LES DERNIERS RÊVES ARTISTIQUES DE SOULEYMANE KEITA
Dakar, 24 juil (APS) - L’artiste-peintre Souleymane Keita, décédé samedi à l’âge de 67 ans, avait des projets, dont le premier, personnel, était la création à une cinquantaine de kilomètres de Dakar d’un espace culturel dans lequel il voulait rassembler ses œuvres exposées dans des galeries à travers le monde.
‘’Il est (…) venu le temps de mettre sur pied un espace culturel, entre quatre murs. J’ai plein d’œuvres d’art qui sont dans des galeries en France, aux Etats-Unis, je veux les rapatrier. C’est sur ça que je travaille’’, avait-il dit lors de l’émission ‘’Culture en fête’’, diffusée le 21 avril 2012 sur la radio privée Sud Fm.
Alors qu’il venait de recevoir le Grand Prix du chef de l’Etat pour l’ensemble de son œuvre, Souleymane Keita avait dit son ‘’devoir’’ d’assumer cette distinction en mettant en œuvre des projets personnels et en rappelant les préoccupations des artistes.

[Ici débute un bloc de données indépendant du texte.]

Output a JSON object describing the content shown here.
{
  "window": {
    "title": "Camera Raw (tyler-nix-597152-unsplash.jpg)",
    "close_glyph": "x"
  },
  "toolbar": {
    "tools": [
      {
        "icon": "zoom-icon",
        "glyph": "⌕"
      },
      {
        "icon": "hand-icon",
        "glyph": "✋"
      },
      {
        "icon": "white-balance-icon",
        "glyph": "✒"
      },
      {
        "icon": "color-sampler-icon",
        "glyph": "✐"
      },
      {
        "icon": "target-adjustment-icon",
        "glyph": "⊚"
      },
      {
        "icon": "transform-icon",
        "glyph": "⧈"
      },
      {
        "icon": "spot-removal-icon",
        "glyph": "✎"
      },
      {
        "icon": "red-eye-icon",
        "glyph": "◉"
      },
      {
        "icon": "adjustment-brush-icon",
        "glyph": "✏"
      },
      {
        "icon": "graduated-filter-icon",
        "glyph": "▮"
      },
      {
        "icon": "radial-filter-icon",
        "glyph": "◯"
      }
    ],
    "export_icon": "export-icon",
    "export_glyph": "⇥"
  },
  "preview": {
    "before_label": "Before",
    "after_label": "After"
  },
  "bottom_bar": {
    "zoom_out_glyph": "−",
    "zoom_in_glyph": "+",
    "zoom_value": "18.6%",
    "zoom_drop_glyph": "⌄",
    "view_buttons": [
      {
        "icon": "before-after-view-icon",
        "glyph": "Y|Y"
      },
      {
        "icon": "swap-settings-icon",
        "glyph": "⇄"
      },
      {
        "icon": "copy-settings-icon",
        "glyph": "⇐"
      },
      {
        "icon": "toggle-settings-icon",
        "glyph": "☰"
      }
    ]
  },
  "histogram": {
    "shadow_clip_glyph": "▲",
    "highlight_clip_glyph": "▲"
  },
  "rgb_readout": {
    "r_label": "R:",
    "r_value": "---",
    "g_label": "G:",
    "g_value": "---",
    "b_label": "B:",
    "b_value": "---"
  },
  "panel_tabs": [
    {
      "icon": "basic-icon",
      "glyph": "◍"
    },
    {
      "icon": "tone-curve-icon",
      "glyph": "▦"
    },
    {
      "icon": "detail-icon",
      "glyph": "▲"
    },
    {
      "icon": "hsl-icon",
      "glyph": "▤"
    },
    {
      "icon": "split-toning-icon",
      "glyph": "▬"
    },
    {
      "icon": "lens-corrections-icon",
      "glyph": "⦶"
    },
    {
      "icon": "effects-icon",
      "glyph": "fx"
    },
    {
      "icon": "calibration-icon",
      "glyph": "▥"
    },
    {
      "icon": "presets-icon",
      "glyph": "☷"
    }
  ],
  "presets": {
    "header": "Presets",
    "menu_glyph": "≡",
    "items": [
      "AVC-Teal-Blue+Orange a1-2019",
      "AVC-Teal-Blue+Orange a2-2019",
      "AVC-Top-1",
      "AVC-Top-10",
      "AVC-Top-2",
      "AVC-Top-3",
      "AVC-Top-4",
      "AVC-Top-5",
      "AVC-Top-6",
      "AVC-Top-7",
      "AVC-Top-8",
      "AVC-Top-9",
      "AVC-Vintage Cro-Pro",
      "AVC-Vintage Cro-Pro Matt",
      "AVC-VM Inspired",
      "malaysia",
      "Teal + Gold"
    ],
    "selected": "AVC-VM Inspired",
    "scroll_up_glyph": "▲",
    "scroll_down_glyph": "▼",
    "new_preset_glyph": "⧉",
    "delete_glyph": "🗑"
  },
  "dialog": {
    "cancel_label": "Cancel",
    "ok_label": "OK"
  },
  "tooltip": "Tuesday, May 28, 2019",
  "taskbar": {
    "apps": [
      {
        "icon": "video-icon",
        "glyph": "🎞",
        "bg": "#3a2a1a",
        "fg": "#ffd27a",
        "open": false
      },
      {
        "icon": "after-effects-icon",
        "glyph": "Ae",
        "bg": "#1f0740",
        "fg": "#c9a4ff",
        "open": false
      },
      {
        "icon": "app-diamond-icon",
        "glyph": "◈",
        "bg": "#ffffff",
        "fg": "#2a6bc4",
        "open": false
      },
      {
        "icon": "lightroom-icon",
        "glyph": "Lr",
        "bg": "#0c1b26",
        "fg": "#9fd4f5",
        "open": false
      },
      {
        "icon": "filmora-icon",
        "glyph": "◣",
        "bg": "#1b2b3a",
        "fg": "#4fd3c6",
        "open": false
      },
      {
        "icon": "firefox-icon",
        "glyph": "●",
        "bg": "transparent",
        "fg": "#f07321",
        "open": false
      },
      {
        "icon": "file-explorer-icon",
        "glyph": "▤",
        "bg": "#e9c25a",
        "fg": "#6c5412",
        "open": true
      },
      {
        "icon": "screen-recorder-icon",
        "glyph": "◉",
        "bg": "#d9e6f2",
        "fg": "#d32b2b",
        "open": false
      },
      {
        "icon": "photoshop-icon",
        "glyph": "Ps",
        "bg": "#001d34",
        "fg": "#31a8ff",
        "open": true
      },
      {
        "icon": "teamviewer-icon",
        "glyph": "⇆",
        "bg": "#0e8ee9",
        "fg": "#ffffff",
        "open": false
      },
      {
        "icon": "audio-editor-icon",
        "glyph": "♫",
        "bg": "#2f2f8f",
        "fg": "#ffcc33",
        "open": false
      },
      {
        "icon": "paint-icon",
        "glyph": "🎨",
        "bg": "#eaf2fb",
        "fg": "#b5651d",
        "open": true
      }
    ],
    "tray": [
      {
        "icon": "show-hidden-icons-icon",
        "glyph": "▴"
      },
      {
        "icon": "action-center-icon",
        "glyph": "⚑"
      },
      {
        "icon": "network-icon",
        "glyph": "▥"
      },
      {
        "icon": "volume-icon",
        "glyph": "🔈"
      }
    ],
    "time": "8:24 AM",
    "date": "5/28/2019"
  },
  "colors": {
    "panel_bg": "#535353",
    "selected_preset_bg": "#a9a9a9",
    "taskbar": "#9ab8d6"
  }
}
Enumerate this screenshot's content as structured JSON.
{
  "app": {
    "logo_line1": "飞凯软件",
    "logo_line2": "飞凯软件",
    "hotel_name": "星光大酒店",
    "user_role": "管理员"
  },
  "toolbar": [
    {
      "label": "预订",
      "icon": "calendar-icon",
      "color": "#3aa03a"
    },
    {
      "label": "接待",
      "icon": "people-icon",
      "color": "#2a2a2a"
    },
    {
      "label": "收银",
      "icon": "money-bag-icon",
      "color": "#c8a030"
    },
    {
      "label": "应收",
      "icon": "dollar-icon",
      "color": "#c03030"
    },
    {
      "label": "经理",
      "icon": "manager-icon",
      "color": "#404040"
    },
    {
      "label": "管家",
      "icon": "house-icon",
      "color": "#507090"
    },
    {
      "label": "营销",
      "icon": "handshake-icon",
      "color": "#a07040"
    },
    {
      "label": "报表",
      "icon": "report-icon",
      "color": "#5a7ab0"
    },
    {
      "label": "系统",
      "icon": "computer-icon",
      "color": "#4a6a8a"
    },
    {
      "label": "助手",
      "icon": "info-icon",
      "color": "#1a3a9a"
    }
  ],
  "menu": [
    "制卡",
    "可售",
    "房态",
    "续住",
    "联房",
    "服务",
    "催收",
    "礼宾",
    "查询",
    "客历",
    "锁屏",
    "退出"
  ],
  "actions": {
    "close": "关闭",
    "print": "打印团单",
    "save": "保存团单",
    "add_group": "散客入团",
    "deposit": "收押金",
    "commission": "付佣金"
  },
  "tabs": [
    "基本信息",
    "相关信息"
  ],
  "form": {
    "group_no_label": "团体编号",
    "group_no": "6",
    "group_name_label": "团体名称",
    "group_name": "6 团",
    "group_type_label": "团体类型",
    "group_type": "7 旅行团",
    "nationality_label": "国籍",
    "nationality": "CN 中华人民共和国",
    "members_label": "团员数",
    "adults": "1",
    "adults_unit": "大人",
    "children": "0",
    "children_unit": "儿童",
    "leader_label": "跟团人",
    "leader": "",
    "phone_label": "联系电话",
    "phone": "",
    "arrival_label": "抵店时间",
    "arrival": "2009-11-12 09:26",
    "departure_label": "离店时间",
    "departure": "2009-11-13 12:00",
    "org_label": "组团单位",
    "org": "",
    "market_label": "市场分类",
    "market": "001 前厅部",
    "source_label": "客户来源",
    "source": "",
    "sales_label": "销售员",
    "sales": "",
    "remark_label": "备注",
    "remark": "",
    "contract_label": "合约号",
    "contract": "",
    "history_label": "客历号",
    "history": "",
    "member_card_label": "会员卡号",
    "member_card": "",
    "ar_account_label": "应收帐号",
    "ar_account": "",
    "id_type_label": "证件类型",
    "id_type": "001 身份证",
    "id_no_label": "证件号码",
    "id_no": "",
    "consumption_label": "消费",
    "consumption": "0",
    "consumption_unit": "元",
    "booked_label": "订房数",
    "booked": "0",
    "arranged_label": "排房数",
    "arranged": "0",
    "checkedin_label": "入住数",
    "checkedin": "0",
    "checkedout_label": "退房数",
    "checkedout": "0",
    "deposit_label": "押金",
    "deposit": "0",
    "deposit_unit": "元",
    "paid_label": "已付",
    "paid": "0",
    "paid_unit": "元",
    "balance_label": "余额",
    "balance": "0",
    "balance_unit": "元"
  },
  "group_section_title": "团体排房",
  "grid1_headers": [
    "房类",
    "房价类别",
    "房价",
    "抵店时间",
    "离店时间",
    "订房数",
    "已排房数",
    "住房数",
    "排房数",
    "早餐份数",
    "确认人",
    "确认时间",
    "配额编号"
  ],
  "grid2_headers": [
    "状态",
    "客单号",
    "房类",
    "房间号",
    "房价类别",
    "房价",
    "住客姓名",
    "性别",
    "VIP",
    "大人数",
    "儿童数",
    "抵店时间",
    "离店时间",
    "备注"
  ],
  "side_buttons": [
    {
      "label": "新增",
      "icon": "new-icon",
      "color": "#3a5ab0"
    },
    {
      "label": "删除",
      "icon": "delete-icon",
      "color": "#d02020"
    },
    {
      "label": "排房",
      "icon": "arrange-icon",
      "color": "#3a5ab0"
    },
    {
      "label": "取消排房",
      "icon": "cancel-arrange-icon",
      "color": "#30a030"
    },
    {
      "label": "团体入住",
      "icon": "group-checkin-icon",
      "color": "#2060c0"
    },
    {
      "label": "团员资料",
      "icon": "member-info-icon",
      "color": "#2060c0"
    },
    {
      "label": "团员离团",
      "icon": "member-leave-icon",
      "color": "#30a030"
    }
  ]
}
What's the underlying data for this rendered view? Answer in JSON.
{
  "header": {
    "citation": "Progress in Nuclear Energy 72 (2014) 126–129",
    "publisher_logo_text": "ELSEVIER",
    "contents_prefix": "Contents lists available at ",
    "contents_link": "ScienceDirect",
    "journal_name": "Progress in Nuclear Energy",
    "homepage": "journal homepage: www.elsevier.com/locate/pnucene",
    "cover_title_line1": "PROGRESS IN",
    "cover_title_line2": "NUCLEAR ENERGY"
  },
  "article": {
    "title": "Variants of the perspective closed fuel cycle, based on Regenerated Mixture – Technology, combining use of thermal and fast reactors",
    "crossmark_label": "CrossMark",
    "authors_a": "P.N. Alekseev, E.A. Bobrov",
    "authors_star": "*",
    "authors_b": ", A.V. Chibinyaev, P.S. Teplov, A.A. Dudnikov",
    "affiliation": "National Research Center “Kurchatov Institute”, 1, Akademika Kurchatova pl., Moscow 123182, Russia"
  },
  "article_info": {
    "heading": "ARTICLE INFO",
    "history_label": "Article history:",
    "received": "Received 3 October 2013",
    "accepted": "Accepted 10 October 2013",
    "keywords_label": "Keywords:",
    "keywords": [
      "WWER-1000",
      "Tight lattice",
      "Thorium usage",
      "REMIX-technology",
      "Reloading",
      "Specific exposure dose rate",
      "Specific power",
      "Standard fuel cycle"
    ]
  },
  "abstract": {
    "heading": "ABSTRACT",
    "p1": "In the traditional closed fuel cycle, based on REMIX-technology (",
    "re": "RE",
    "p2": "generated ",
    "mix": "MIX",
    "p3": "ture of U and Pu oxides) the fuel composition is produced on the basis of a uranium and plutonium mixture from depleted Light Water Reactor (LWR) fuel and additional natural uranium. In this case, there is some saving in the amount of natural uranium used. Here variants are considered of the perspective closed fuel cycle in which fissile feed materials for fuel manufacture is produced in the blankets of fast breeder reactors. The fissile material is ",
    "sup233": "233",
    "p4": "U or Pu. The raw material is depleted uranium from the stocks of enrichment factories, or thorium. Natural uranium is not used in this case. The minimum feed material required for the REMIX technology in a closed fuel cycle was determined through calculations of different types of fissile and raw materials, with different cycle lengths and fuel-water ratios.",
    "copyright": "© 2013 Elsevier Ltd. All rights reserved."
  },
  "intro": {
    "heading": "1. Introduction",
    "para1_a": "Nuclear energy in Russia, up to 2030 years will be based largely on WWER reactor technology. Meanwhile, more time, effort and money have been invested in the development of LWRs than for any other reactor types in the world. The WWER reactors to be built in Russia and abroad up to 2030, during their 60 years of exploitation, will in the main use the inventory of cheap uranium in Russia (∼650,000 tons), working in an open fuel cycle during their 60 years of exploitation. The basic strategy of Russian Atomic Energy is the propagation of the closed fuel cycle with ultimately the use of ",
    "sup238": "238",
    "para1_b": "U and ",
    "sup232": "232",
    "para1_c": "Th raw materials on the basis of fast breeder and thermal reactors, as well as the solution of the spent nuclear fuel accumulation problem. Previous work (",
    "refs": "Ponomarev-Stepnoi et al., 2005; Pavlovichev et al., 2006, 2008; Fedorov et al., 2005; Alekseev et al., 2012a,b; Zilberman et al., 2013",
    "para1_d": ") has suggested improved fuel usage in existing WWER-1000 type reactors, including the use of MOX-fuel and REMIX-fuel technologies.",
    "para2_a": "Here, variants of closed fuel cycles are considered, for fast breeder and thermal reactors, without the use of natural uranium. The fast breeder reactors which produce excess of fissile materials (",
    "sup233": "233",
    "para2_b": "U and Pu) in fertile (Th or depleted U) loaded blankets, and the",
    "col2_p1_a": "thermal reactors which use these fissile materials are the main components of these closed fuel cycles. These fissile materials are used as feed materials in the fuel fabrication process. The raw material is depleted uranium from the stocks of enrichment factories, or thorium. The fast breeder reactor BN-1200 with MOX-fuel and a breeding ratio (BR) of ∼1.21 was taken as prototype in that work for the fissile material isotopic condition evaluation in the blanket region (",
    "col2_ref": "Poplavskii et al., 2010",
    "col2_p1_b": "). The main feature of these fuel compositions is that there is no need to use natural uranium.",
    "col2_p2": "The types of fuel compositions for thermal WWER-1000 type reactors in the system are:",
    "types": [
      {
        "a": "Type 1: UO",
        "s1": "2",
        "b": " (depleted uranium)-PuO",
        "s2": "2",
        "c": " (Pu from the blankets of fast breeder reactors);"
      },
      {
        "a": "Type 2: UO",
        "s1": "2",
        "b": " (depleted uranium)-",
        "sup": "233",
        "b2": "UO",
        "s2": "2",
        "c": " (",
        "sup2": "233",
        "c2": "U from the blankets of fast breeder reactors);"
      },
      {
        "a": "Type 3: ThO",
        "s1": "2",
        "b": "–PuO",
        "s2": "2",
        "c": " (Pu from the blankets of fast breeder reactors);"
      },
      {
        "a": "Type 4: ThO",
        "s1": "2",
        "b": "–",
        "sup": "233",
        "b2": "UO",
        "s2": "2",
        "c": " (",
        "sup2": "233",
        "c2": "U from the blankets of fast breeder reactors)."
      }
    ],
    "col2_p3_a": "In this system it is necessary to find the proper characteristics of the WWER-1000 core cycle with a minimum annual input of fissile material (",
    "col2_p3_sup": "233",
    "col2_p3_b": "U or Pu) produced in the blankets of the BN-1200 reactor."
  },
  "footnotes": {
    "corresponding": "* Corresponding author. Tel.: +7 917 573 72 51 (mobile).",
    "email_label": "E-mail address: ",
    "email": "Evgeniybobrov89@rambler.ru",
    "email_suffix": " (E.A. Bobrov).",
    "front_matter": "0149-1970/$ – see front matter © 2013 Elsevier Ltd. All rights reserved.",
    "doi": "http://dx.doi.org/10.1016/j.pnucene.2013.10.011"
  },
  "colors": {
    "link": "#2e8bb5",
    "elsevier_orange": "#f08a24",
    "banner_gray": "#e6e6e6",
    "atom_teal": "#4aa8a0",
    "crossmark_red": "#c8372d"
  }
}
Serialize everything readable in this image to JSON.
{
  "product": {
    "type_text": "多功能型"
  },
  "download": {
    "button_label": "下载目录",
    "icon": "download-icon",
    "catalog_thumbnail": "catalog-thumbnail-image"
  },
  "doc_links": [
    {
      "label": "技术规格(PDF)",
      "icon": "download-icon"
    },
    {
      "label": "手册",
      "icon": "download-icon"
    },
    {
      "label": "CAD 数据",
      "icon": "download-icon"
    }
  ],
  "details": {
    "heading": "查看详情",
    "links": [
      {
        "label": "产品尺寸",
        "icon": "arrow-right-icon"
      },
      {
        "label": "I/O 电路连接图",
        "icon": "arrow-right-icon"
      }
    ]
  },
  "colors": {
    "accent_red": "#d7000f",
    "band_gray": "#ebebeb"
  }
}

Souleymane Keita est considéré comme l'un des précurseurs de la création contemporaine au Sénégal. Il a étudié à l’Ecole nationale des Beaux-Arts de Dakar, sous la direction d’un autre peintre, Iba Ndiaye (1928-2008). C’est en 1969 qu’il a commencé à exposer ses œuvres aux quatre coins du monde.
Au sujet de la Biennale de l’art africain contemporain (Dak’Art), il avait rappelé que les artistes n’avaient pas encore eu tout ce qu’ils recherchaient à travers l’organisation de cette manifestation dans la capitale sénégalaise.
‘’Nous voulions que Dakar soit une plaque tournante pour le marché de l’art’’, rappelait-il, relevant que ‘’beaucoup de gens se battent pour récupérer cette biennale’’. ‘’Je ne citerai pas de personne ou de pays, mais si nous ne sommes pas vigilants, d’ici quelques temps, nous aurons des difficultés pour organiser la biennale’’, avait-il averti.
Il ajoutait : ‘’Ce serait dommage, parce que la pression va être trop forte et il va de plus en plus être question d’argent. Il faut qu’on travaille à pérenniser la biennale, parce que c’est très important pour la jeune génération. C’est une question de volonté politique. On ne peut forcer aucun Etat à le faire.’’
Pour Souleymane Keita, il est urgent de créer un musée d’art contemporain qui, selon lui, ‘’revêt une importance capitale’’. ‘’Cela peut, disait-il, inciter des personnes qui hésitaient à s’intéresser au domaine de l’art à avoir confiance et à investir dans le secteur.’’
Il était convaincu que, ‘’pour la reconnaissance des artistes locaux et du reste du continent, ça doit être quelque chose de nouveau, d’original et de simple’’ où pourraient être mises des œuvres d’artistes comme Iba Ndiaye, Ousmane Faye, Seydou Barry…
‘’Ça aurait été tellement intéressant d’avoir un endroit où on pourrait trouver les œuvres de ces artistes ainsi que des œuvres monographiques’’, soutenait Keita, estimant toutefois que le problème est politique’’.
Concernant l’Ecole des Beaux-Arts, il s’agit selon lui de savoir jusqu’à quel niveau l’Etat est prêt à hisser cette institution à un niveau lui permettant de remplir ses missions académiques.
‘’L’école n’est pas dans un bon état. Tous les deux ans, on entend dire qu’elle a été déplacée. Elle n’a pas un budget à la hauteur de ses missions’’, déplorait l’artiste, par ailleurs préoccupé par le développement d’un mécénat d’art.